Полиция потребовала у Энрики предъявить револьвер.

—  Он украден, —  заявил Энрики, чувствуя, что дело принимает совсем уж дурной оборот.

После этого заявления следователь счел нужным убедиться, что подозреваемый не прячет свой револьвер где-нибудь в доме, и подписал ордер на обыск.

—  Мне осталось одно – бежать, —  сказал Энрики. – Меня арестуют в любом случае, и я буду гнить в тюрьме двадцать лет, как Клементину.

—  Не вздумай сделать эту глупость! – закричал Александр. – Тебя никто не имеет права арестовать – у тебя нет судимостей, ты имеешь постоянное место жительства и работу! Затверди себе это и перестань паниковать!

Полиция пришла с ордером на обыск. Полицейские обыскали дом Сезара Толедо. Не найдя револьвера, они потребовали, чтобы Энрики Толедо предъявил его сам.

—  Откуда я возьму его? У меня его нет! – раздраженно заявил Энрики комиссару Машаду, который вел это дело.

—  Очевидно, мне придется арестовать вас. На короткий срок, для дачи показаний, —  вежливо сообщил комиссар Энрики.

Но Энрики услышал одно: его сажают в тюрьму! Все оборачивалось против него! Он понимал, что его объявят убийцей. Он уже не владел собой, не внимал голосу разума. Им владело одно-единственное желание: исчезнуть, раствориться, скрыться с глаз. И он поддался ему. Он исчез.

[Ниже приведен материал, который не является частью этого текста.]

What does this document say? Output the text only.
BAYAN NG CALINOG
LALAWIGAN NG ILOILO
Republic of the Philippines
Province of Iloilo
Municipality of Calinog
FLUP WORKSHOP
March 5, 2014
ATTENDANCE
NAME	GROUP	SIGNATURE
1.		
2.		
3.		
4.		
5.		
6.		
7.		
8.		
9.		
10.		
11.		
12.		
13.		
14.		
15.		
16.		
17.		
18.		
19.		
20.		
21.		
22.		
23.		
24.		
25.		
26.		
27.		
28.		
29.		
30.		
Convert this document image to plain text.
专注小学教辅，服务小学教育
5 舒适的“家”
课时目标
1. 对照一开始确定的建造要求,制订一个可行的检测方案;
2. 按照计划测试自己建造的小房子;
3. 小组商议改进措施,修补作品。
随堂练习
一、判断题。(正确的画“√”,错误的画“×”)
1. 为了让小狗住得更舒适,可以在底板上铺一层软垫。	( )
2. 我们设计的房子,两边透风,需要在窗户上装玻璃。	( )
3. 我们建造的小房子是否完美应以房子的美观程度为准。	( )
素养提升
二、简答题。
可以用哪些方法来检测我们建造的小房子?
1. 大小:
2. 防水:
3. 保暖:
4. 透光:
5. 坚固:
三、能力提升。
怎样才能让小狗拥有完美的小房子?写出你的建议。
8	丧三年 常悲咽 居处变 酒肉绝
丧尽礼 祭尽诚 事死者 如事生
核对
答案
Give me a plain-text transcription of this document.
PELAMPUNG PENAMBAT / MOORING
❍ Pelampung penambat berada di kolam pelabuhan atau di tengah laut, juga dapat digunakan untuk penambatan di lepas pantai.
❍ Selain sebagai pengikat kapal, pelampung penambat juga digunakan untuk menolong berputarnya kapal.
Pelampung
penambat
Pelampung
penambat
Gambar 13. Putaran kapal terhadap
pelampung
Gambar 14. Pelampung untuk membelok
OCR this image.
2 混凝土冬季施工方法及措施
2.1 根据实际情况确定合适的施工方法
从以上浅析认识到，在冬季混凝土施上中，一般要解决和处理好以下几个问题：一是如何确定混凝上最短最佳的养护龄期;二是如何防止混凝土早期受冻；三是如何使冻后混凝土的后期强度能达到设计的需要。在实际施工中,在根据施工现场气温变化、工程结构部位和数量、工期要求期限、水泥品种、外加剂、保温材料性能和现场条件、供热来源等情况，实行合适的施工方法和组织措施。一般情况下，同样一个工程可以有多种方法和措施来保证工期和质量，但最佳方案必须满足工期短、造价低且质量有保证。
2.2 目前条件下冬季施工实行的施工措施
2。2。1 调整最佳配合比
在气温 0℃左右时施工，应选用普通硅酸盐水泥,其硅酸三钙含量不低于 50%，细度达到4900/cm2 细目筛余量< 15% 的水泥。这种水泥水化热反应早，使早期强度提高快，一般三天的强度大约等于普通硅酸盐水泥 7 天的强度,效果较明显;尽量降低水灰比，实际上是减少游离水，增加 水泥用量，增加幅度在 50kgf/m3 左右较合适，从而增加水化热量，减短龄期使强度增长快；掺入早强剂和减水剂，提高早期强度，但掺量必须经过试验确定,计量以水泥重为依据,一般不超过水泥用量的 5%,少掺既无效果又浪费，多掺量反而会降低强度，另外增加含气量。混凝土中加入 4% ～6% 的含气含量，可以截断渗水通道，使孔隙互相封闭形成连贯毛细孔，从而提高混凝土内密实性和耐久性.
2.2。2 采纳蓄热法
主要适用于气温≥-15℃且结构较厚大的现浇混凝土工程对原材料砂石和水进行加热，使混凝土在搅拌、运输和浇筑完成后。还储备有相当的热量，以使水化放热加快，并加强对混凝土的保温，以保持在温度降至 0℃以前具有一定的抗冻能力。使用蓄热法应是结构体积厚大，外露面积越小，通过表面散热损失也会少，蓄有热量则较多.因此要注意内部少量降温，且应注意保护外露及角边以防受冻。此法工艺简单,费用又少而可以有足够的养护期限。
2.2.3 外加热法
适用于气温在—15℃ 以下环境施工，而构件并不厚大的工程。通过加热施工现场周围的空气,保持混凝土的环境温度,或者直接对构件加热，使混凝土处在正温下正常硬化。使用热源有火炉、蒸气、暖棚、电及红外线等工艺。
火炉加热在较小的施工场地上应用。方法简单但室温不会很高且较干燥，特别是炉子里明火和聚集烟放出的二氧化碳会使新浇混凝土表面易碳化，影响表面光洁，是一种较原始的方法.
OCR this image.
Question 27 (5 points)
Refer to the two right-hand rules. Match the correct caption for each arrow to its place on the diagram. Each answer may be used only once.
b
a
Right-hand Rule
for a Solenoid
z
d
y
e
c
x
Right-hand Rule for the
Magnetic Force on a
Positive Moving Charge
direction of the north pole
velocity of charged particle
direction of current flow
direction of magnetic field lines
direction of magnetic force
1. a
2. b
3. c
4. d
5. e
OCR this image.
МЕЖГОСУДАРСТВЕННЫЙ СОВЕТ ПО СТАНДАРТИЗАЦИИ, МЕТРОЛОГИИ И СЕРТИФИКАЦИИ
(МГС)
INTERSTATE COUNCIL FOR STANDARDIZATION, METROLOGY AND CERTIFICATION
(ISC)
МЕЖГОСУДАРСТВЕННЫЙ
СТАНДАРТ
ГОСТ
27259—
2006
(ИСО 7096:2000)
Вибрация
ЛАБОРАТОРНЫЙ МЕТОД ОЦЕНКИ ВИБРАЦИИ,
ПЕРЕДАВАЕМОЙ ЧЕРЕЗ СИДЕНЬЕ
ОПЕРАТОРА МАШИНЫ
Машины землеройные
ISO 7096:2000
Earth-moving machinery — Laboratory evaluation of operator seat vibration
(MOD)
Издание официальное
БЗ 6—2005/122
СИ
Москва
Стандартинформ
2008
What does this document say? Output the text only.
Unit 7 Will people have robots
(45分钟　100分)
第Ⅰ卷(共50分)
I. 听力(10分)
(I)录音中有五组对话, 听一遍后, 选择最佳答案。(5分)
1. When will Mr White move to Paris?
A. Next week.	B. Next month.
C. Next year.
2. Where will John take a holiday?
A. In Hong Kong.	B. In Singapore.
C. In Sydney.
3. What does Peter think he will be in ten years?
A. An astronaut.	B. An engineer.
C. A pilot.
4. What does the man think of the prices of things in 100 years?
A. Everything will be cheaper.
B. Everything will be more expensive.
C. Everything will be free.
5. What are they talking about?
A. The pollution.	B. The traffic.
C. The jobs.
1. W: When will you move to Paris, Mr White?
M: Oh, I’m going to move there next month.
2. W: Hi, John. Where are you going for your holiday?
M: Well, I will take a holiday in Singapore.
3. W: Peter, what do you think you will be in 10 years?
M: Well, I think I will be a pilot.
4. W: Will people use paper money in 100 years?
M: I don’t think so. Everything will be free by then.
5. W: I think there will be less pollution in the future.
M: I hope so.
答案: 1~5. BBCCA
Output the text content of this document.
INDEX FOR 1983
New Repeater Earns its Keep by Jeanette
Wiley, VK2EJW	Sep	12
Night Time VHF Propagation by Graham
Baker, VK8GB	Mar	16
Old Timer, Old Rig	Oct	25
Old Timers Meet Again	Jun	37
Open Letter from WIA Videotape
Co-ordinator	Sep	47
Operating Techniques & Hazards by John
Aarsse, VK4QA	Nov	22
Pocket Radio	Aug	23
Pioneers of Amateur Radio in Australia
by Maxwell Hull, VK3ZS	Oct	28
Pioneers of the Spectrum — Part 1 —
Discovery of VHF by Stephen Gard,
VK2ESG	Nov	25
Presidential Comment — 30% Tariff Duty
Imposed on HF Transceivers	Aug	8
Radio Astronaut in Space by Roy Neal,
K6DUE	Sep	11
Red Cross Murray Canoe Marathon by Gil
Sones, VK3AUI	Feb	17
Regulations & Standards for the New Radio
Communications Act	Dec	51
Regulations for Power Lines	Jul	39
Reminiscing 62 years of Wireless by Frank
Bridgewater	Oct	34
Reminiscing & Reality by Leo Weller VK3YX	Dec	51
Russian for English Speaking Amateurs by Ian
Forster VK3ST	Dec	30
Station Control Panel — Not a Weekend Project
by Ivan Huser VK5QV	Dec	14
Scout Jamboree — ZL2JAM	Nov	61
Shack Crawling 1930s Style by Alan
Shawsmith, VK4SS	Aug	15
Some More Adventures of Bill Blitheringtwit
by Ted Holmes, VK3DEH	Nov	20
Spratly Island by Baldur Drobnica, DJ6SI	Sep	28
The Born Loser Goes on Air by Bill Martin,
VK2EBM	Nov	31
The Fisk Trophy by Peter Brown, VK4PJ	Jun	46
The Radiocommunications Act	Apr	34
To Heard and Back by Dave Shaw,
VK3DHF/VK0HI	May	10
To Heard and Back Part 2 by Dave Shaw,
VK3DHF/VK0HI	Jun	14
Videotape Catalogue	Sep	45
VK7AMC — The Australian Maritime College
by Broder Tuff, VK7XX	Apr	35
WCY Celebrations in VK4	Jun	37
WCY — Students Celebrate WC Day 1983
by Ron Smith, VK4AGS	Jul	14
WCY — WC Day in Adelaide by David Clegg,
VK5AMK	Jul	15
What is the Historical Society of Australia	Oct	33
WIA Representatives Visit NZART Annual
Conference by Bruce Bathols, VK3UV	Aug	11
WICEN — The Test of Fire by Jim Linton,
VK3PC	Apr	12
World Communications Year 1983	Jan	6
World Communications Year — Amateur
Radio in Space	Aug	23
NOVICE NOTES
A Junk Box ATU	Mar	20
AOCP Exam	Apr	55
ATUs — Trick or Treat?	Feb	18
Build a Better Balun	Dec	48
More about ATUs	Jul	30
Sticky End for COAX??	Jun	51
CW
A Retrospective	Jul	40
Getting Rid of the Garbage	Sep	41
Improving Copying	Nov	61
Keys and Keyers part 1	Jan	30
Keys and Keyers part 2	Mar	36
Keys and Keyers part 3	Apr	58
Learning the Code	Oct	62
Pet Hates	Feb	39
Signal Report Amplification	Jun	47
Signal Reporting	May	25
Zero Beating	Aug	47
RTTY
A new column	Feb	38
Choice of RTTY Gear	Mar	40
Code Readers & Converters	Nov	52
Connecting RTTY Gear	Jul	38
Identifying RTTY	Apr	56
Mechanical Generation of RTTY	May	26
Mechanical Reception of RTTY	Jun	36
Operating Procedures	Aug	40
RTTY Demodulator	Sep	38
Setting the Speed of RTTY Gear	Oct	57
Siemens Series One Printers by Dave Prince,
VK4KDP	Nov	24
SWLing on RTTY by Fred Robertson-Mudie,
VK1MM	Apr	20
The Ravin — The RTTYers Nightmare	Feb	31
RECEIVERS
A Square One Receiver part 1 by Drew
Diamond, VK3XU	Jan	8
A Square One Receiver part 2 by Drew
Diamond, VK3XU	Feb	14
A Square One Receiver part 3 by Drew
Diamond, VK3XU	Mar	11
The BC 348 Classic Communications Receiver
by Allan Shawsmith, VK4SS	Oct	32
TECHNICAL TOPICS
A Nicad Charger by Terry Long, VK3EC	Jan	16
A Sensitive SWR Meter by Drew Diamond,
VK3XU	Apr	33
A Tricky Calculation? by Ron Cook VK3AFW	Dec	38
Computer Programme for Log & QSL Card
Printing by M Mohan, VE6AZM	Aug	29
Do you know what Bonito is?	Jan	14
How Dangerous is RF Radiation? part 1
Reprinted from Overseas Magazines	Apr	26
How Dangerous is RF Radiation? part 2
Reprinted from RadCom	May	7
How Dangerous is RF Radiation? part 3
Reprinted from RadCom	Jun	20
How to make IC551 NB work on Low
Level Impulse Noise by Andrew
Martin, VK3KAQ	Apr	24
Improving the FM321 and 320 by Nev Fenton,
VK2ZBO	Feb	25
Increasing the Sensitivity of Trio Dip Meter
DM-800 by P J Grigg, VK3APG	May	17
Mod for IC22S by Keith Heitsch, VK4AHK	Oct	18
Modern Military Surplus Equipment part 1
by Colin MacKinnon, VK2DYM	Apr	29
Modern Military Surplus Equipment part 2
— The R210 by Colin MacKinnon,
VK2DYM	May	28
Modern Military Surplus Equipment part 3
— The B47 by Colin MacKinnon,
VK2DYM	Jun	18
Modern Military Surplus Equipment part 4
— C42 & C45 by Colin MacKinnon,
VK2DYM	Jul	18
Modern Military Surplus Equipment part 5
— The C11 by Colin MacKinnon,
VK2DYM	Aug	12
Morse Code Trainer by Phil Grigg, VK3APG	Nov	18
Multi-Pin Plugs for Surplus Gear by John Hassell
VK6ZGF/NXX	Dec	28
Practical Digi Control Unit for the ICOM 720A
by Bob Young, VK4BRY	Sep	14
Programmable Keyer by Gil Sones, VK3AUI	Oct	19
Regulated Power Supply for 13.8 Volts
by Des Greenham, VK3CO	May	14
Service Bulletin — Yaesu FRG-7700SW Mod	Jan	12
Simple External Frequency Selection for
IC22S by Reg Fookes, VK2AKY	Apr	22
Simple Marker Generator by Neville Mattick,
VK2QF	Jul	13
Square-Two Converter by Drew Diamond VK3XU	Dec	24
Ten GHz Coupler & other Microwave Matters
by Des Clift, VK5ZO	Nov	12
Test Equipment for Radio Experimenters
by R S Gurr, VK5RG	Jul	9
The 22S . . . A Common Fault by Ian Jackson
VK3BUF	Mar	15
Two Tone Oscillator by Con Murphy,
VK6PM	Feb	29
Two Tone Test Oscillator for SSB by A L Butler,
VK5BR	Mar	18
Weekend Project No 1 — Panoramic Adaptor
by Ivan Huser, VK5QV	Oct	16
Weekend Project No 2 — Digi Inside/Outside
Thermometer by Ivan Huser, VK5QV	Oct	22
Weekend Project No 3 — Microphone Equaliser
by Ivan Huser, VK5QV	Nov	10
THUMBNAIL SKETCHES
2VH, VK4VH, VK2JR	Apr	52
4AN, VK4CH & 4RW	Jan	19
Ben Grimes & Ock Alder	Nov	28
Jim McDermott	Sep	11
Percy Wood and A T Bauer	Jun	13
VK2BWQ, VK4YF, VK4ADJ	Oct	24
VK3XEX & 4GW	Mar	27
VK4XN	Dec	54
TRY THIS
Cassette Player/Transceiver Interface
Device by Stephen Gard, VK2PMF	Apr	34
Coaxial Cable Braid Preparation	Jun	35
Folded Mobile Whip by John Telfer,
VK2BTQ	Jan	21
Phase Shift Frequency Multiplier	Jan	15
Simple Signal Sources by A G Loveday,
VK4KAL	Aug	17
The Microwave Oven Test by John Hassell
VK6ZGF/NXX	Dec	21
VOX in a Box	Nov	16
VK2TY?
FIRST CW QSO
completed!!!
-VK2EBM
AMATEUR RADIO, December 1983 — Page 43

Комиссар обратился в суд с просьбой выдать разрешение на арест Энрики Толедо. Суд выдал ему разрешение. Оформив ордер, комиссар снова явился в дом Толедо и предъявил его.

—  Моего брата сейчас нет дома, но в течение дня мы с ним непременно приедем к вам, —  ответил комиссару Александр, проклиная про себя неуравновешенную психику Энрики и судорожно думая, где его отыскать. Он прекрасно знал, что если Энрики не явится в полицию, то только усугубит возникшие подозрения.

На всякий случай он предупредил Селести:

—  Убеди его приехать. Сделай все, чтобы его задержать. Скажи, что со мной ему ничего не грозит и что я приеду немедленно. Объясни, что если он явится в полицию для дачи показаний, то будет в розыске и его привезут в тюрьму в наручниках.

—  Конечно, Александр, я все понимаю, —  ответила ему Селести. – Дай только Бог, чтобы он мне позвонил.

И Энрики позвонил. Он хотел проститься, уезжая, может быть, навсегда.